MA come Madre nell’universo di Pasolini affrescato da Latella

Una donna vestita di nero, un fazzoletto e due grandi scarpe ai piedi. Dapprima silenzio, poi lacrime, poi ancora parole. mTutto parte da lì: da quelle due sillabe che bastano a tirare in ballo la Madre, fonte di vita, indispensabile gramsciano ricettacolo di dolore affinché i figli conservino intatti onore e dignità.  E nel dramma “Ma”, scritto da Linda Dalisi e diretto da Antonio Latella, il figlio è nientemeno che Pier Paolo Pasolini, artista e intellettuale versatile di un’Italia a lui ben nota e tutta da sconfessare.

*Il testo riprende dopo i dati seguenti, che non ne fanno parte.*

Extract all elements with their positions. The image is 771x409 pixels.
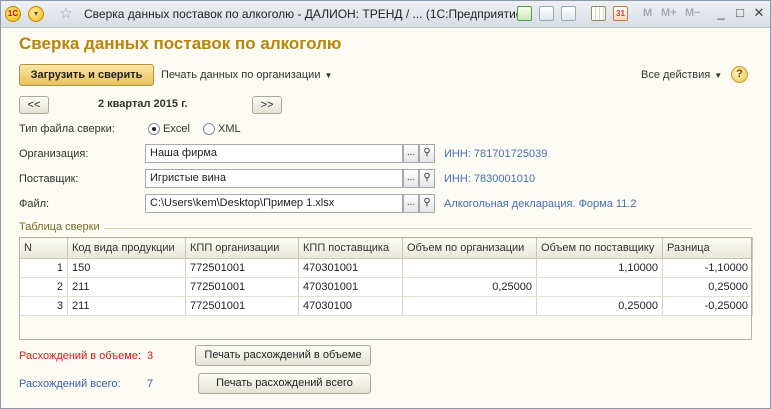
organization-search-icon[interactable]: ⚲: [419, 144, 435, 163]
favorites-icon[interactable]: [539, 6, 554, 21]
next-period-button[interactable]: >>: [252, 96, 282, 114]
main-menu-icon[interactable]: ▾: [28, 6, 44, 22]
radio-xml[interactable]: [203, 123, 215, 135]
total-diff-count: 7: [147, 378, 154, 390]
organization-select-button[interactable]: ...: [403, 144, 419, 163]
load-and-compare-button[interactable]: Загрузить и сверить: [19, 64, 154, 86]
supplier-search-icon[interactable]: ⚲: [419, 169, 435, 188]
supplier-select-button[interactable]: ...: [403, 169, 419, 188]
link-icon[interactable]: [517, 6, 532, 21]
print-org-data-label: Печать данных по организации: [161, 69, 321, 81]
calendar-icon[interactable]: 31: [613, 6, 628, 21]
organization-label: Организация:: [19, 148, 89, 160]
group-divider: [19, 228, 752, 229]
close-icon[interactable]: ✕: [751, 5, 767, 21]
file-label: Файл:: [19, 198, 50, 210]
prev-period-button[interactable]: <<: [19, 96, 49, 114]
volume-diff-count: 3: [147, 350, 154, 362]
window-title: Сверка данных поставок по алкоголю - ДАЛ…: [84, 7, 527, 21]
minimize-icon[interactable]: _: [713, 5, 729, 21]
total-diff-label: Расхождений всего:: [19, 378, 121, 390]
organization-field[interactable]: Наша фирма: [145, 144, 403, 163]
declaration-link[interactable]: Алкогольная декларация. Форма 11.2: [444, 198, 637, 210]
table-frame: [19, 237, 752, 340]
file-search-icon[interactable]: ⚲: [419, 194, 435, 213]
dropdown-caret-icon: ▼: [714, 70, 723, 80]
memory-plus-button[interactable]: M+: [661, 7, 677, 19]
calculator-icon[interactable]: [591, 6, 606, 21]
print-total-diff-button[interactable]: Печать расхождений всего: [198, 373, 371, 394]
print-volume-diff-button[interactable]: Печать расхождений в объеме: [195, 345, 371, 366]
file-select-button[interactable]: ...: [403, 194, 419, 213]
maximize-icon[interactable]: □: [732, 5, 748, 21]
history-icon[interactable]: [561, 6, 576, 21]
all-actions-menu[interactable]: Все действия ▼: [641, 69, 722, 81]
supplier-label: Поставщик:: [19, 173, 79, 185]
dropdown-caret-icon: ▼: [324, 70, 333, 80]
help-icon[interactable]: ?: [731, 66, 748, 83]
app-window: 1С ▾ ☆ Сверка данных поставок по алкогол…: [0, 0, 771, 409]
table-group-title: Таблица сверки: [19, 221, 104, 233]
radio-excel-label[interactable]: Excel: [163, 123, 190, 135]
favorite-star-icon[interactable]: ☆: [58, 6, 74, 22]
app-logo-icon[interactable]: 1С: [5, 6, 21, 22]
supplier-field[interactable]: Игристые вина: [145, 169, 403, 188]
radio-xml-label[interactable]: XML: [218, 123, 241, 135]
title-bar: 1С ▾ ☆ Сверка данных поставок по алкогол…: [1, 1, 770, 28]
file-path-field[interactable]: C:\Users\kem\Desktop\Пример 1.xlsx: [145, 194, 403, 213]
file-type-label: Тип файла сверки:: [19, 123, 115, 135]
all-actions-label: Все действия: [641, 69, 711, 81]
volume-diff-label: Расхождений в объеме:: [19, 350, 141, 362]
memory-m-button[interactable]: M: [643, 7, 652, 19]
form-title: Сверка данных поставок по алкоголю: [19, 34, 342, 53]
period-label: 2 квартал 2015 г.: [98, 98, 188, 110]
supplier-inn: ИНН: 7830001010: [444, 173, 536, 185]
organization-inn: ИНН: 781701725039: [444, 148, 548, 160]
print-org-data-menu[interactable]: Печать данных по организации ▼: [161, 69, 332, 81]
memory-minus-button[interactable]: M−: [685, 7, 701, 19]
radio-excel[interactable]: [148, 123, 160, 135]
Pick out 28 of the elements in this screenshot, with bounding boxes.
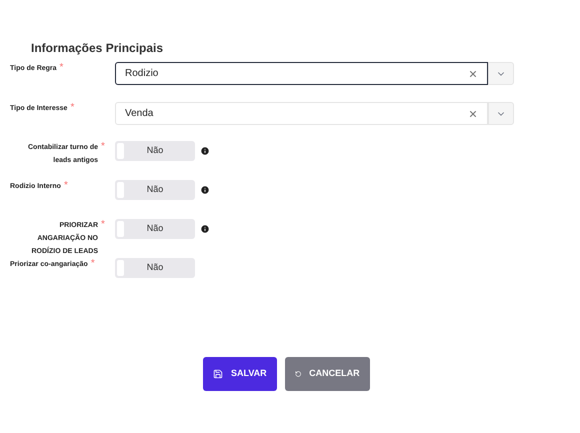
toggle-text: Não [146, 261, 164, 274]
cancel-button[interactable]: CANCELAR [284, 357, 370, 391]
select-field[interactable]: Venda [115, 102, 488, 125]
required-mark: * [101, 219, 105, 231]
required-mark: * [60, 62, 64, 74]
select-value: Venda [125, 107, 154, 121]
save-button[interactable]: SALVAR [203, 357, 277, 391]
toggle-switch[interactable]: Não [115, 180, 195, 200]
toggle-switch[interactable]: Não [115, 219, 195, 239]
toggle-text: Não [146, 222, 164, 236]
select-field[interactable]: Rodizio [115, 62, 488, 85]
toggle-switch[interactable]: Não [115, 141, 195, 161]
save-icon [213, 369, 223, 379]
required-mark: * [90, 258, 95, 270]
required-mark: * [70, 102, 74, 114]
clear-icon[interactable] [468, 68, 478, 78]
toggle-text: Não [146, 144, 164, 158]
clear-icon[interactable] [468, 108, 478, 118]
info-icon[interactable] [200, 224, 210, 234]
toggle-text: Não [146, 183, 164, 196]
undo-icon [294, 369, 302, 379]
info-icon[interactable] [200, 146, 210, 156]
select-value: Rodizio [125, 67, 160, 81]
info-icon[interactable] [200, 185, 210, 195]
required-mark: * [101, 141, 105, 153]
toggle-switch[interactable]: Não [115, 258, 195, 278]
section-title: Informações Principais [30, 40, 164, 57]
required-mark: * [64, 180, 68, 192]
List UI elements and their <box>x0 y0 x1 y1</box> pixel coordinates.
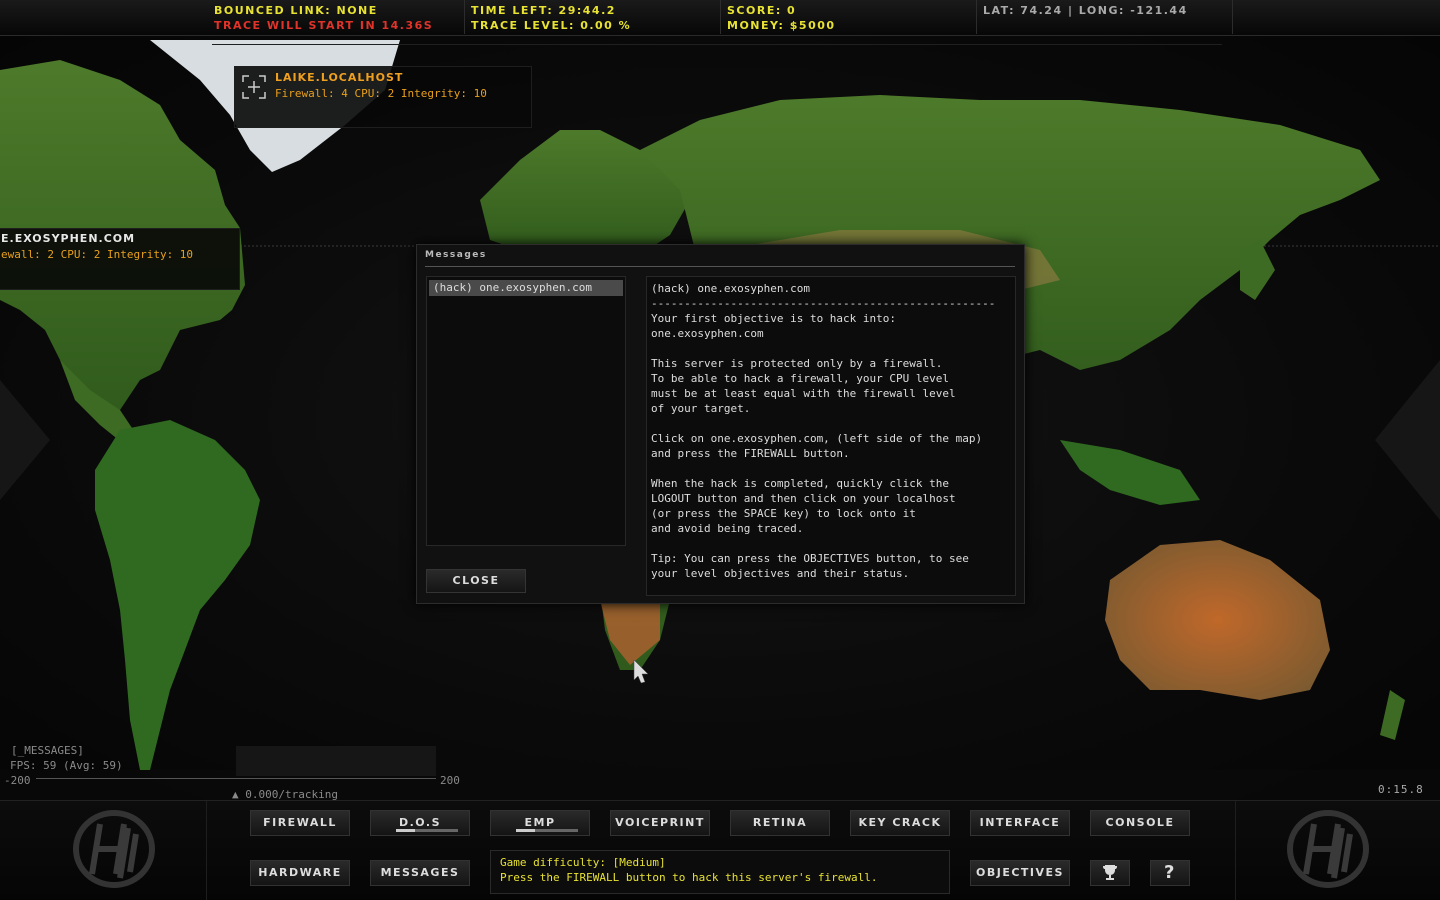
messages-dialog: Messages (hack) one.exosyphen.com CLOSE … <box>416 244 1025 604</box>
message-line: and press the FIREWALL button. <box>651 447 850 460</box>
message-line: LOGOUT button and then click on your loc… <box>651 492 956 505</box>
debug-scale-line <box>36 778 436 779</box>
message-list[interactable]: (hack) one.exosyphen.com <box>426 276 626 546</box>
dos-button-label: D.O.S <box>398 816 442 829</box>
southern-africa-desert <box>600 600 660 665</box>
debug-graph <box>236 746 436 776</box>
message-line: To be able to hack a firewall, your CPU … <box>651 372 950 385</box>
message-line: (or press the SPACE key) to lock onto it <box>651 507 916 520</box>
scale-max-label: 200 <box>440 774 460 787</box>
dialog-title: Messages <box>425 250 487 260</box>
status-line: Press the FIREWALL button to hack this s… <box>500 871 878 884</box>
objectives-button[interactable]: OBJECTIVES <box>970 860 1070 886</box>
server-name: LAIKE.LOCALHOST <box>275 71 404 84</box>
message-line: Your first objective is to hack into: <box>651 312 897 325</box>
link-status-section: Bounced link: none Trace will start in 1… <box>208 0 464 34</box>
coords-divider: | <box>1067 4 1079 17</box>
server-name: E.EXOSYPHEN.COM <box>1 232 136 245</box>
message-line: When the hack is completed, quickly clic… <box>651 477 950 490</box>
australia-landmass <box>1105 540 1330 700</box>
south-america-landmass <box>95 420 260 770</box>
message-line: your level objectives and their status. <box>651 567 910 580</box>
message-line: ----------------------------------------… <box>651 297 996 310</box>
scale-min-label: -200 <box>4 774 31 787</box>
time-section: Time left: 29:44.2 Trace level: 0.00 % <box>464 0 720 34</box>
map-bottom-fade <box>0 770 1440 800</box>
messages-debug-tag: [_MESSAGES] <box>11 744 84 757</box>
message-line: This server is protected only by a firew… <box>651 357 943 370</box>
trace-countdown: Trace will start in 14.36s <box>214 19 434 32</box>
message-line <box>651 341 1011 356</box>
interface-button[interactable]: INTERFACE <box>970 810 1070 836</box>
coords-section: Lat: 74.24 | Long: -121.44 <box>976 0 1232 34</box>
message-body: (hack) one.exosyphen.com ---------------… <box>646 276 1016 596</box>
message-line: of your target. <box>651 402 751 415</box>
emp-progress-fill <box>516 829 535 832</box>
new-zealand-landmass <box>1380 690 1405 740</box>
game-logo-left <box>73 810 155 888</box>
voiceprint-button[interactable]: VOICEPRINT <box>610 810 710 836</box>
longitude-readout: Long: -121.44 <box>1078 4 1188 17</box>
hardware-button[interactable]: HARDWARE <box>250 860 350 886</box>
message-line: must be at least equal with the firewall… <box>651 387 956 400</box>
session-timer: 0:15.8 <box>1378 783 1424 796</box>
message-line: and avoid being traced. <box>651 522 804 535</box>
japan-landmass <box>1240 240 1275 300</box>
map-scroll-left-icon[interactable] <box>0 380 50 500</box>
status-console: Game difficulty: [Medium] Press the FIRE… <box>490 850 950 894</box>
server-card-exosyphen[interactable]: E.EXOSYPHEN.COM ewall: 2 CPU: 2 Integrit… <box>0 228 240 290</box>
time-left: Time left: 29:44.2 <box>471 4 616 17</box>
help-button[interactable]: ? <box>1150 860 1190 886</box>
bounced-link-status: Bounced link: none <box>214 4 378 17</box>
message-line: one.exosyphen.com <box>651 327 764 340</box>
crosshair-icon <box>242 75 266 99</box>
message-line <box>651 461 1011 476</box>
key-crack-button[interactable]: KEY CRACK <box>850 810 950 836</box>
status-line: Game difficulty: [Medium] <box>500 856 666 869</box>
money: Money: $5000 <box>727 19 836 32</box>
trophy-icon <box>1103 865 1117 880</box>
console-button[interactable]: CONSOLE <box>1090 810 1190 836</box>
latitude-readout: Lat: 74.24 <box>983 4 1063 17</box>
button-row-divider <box>212 44 1222 45</box>
emp-progress-bar <box>516 829 578 832</box>
firewall-button[interactable]: FIREWALL <box>250 810 350 836</box>
dos-progress-bar <box>396 829 458 832</box>
score-section: Score: 0 Money: $5000 <box>720 0 976 34</box>
score: Score: 0 <box>727 4 797 17</box>
retina-button[interactable]: RETINA <box>730 810 830 836</box>
game-logo-right <box>1287 810 1369 888</box>
close-button[interactable]: CLOSE <box>426 569 526 593</box>
map-scroll-right-icon[interactable] <box>1375 360 1440 520</box>
message-line: Tip: You can press the OBJECTIVES button… <box>651 552 969 565</box>
emp-button[interactable]: EMP <box>490 810 590 836</box>
server-stats: ewall: 2 CPU: 2 Integrity: 10 <box>1 248 194 261</box>
dos-button[interactable]: D.O.S <box>370 810 470 836</box>
fps-readout: FPS: 59 (Avg: 59) <box>10 759 123 772</box>
message-line: (hack) one.exosyphen.com <box>651 282 810 295</box>
message-line <box>651 536 1011 551</box>
southeast-asia-islands <box>1060 440 1200 505</box>
server-card-localhost[interactable]: LAIKE.LOCALHOST Firewall: 4 CPU: 2 Integ… <box>234 66 532 128</box>
dos-progress-fill <box>396 829 415 832</box>
emp-button-label: EMP <box>524 816 556 829</box>
messages-button[interactable]: MESSAGES <box>370 860 470 886</box>
message-line <box>651 416 1011 431</box>
server-stats: Firewall: 4 CPU: 2 Integrity: 10 <box>275 87 487 100</box>
message-line: Click on one.exosyphen.com, (left side o… <box>651 432 983 445</box>
trace-level: Trace level: 0.00 % <box>471 19 632 32</box>
topbar-spacer <box>1232 0 1440 34</box>
dialog-title-divider <box>425 266 1015 267</box>
message-list-item[interactable]: (hack) one.exosyphen.com <box>429 280 623 296</box>
trophy-button[interactable] <box>1090 860 1130 886</box>
top-status-bar: Bounced link: none Trace will start in 1… <box>0 0 1440 36</box>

Almeno fino a quella tragica notte tra l’1 e il 2 novembre 1975 in cui fu brutalmente ucciso sulla spiaggia dell’Idroscalo di Ostia.
“Ma” è così l’intimo percorso all’interno di quell’universo pasoliniano che della parola fece l’arma nella battaglia della vita e nella parola ancora oggi si rigenera, attualizzandosi, assegnandosi spazi e tempi senza limiti. Attorno alla madre ruotava il cinema di Pasolini e della presenza materna erano pervasi il suo teatro, la sua letteratura. La madre di Pasolini, straziata dal dolore sotto la croce di Gesù nella pellicola “Il Vangelo secondo Matteo”, sarà la stessa che piangerà lui, quasi a sottostare al disegno divino che le assegna una sofferenza ancestrale per sottrarsi alla quale non v’è mai scampo.  Ebbene l’inquadratura s’allarga e la madre d’un figlio diventa madre d’una umanità intera, ove ogni cosa procrea. E procrea il marcio, l’ipocrisia, l’empietà, il più disgustoso squallore. Così da fermarsi al suono primordiale della prima sillaba, per diventare congiunzione avversativa, o semplicemente instillare il dubbio nelle coscienze.
È tutto un gioco di parole quello recitato, vomitato, sputato al Teatro Vittorio Emanuele  da un’impeccabile e convincente Candida Nieri. Logicità e lucidità fuori dalla scena, ché il dolore le imbavaglia. Le parole, strappate a forza all’universo di Pasolini, ricompongono il triste puzzle della disperazione d’una madre cui è stato strappato il suo “Cristo comunista”.
Non avesse letto, scritto, pensato, il figlio sarebbe vivo? Non fosse stato simbiotico il rapporto tra i due la vita sessuale di Pier Paolo Pasolini sarebbe stata quella già alla nascita segnata? E fu la madre a designare il figlio vittima sacrificale?
Se fosse vero che nella grazia della madre v’era tutta quanta la sua angoscia, Pasolini comunque non si sottrasse mai a quel legame che non perdeva occasione di trasfigurare nel proprio universo artistico. Il doppio Pier Paolo, l’intellettuale profetico che urlava e il debole uomo di periferia che taceva, era sempre lì, nell’anima che l’aveva concepito.
E, passando per “Mamma Roma”, “Petrolio”, “Porcile”, “Teorema”, “Medea”, resta per sempre il figlio e il suo cammino umano sui sentieri ora troppo stretti per le sue gigantesche scarpe ora ingiustamente sterminati per le scarpette del primo vagito.
Merito dell’abilissimo Latella è quello d’aver circoscritto il dolore, per poi darlo in pasto alla più esasperata individualità. L’immersione dell’attrice nella disperazione è totale, viscerale. E ricalca quella della Madonna, in questo folle gioco di rimandi tra l’uccisione di Pasolini e la crocifissione di Cristo. L’urlo è talora disperato e, senza preavviso, si arena nell’ancora più sgomento balbettio, per poi tornare a essere invettiva: “Io non lo volevo un figlio crocifisso, non lo volevo”. Una maniera assoluta, tutta femminile e sotterranea, di amare.